En résumé, l’étude a révélé un schéma complexe de communication perturbée entre les réseaux cérébraux à grande échelle chez les personnes souffrant de dépendances comportementales. Les résultats suggèrent que les dépendances comportementales sont caractérisées à la fois par une sous-connectivité et une sur-connectivité dans les régions cérébrales impliquées dans l’attention, la régulation émotionnelle, le traitement des récompenses et le contrôle moteur.
Mais comme pour toute recherche, il existe certaines limites. Tout d’abord, la méta-analyse n’a inclus que les études qui utilisaient une méthode spécifique : la connectivité fonctionnelle à l’état de repos. D’autres méthodes de mesure de l’activité cérébrale, comme l’homogénéité régionale ou la théorie des graphes, n’ont pas été incluses, ce qui a limité la portée des résultats.
En outre, la méta-analyse a combiné des données provenant d’études portant sur différents types de dépendances comportementales, comme le jeu et les jeux en ligne. Bien que ces comportements partagent des caractéristiques communes, les recherches indiquent qu’ils ont également des mécanismes cognitifs distincts. Les recherches futures pourraient explorer la manière dont les différents types de dépendances comportementales affectent différemment le fonctionnement du cerveau.

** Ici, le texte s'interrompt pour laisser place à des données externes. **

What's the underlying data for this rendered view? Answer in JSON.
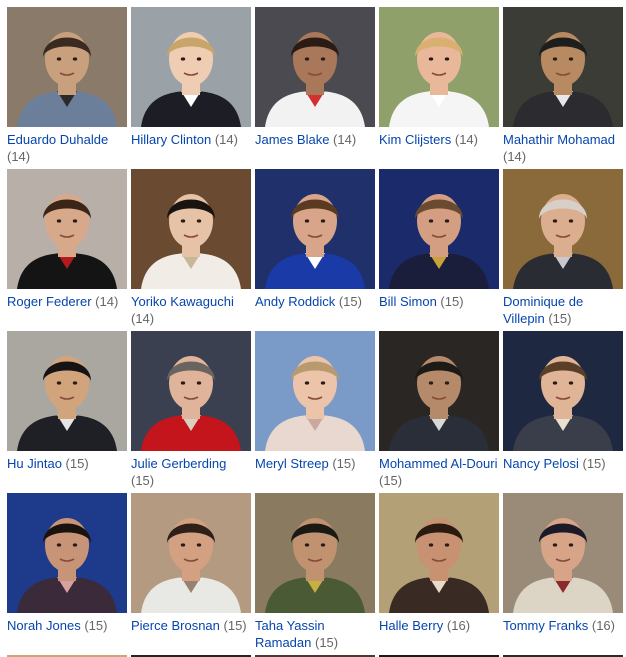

Néanmoins, en identifiant à la fois une connectivité réduite et accrue dans ces réseaux, l’étude fournit une image plus claire des fondements neuronaux des addictions comportementales. Ces résultats pourraient conduire à de nouvelles approches thérapeutiques visant à rétablir l’équilibre dans les réseaux de communication du cerveau. Par exemple, les thérapies qui ciblent des régions cérébrales spécifiques, comme la stimulation magnétique transcrânienne, pourraient aider à améliorer la capacité à réguler les envies et à réduire les comportements compulsifs.
Les addictions comportementales constituent un problème de santé publique croissant, et il est essentiel de comprendre leurs bases neuronales pour développer des interventions efficaces. Bien que cette étude marque une avancée significative, des recherches supplémentaires sont nécessaires pour explorer comment ces résultats peuvent être transposés en traitements concrets pour les personnes aux prises avec des addictions comportementales.
L’étude, «Anomalie du réseau à grande échelle dans la dépendance comportementale», a été rédigé par Pan Chen, Junjing Wang, Guixian Tang, Guanmao Chen, Shu Xiao, Zixuan Guo, Zhangzhang Qi, Jurong Wang et Ying Wang.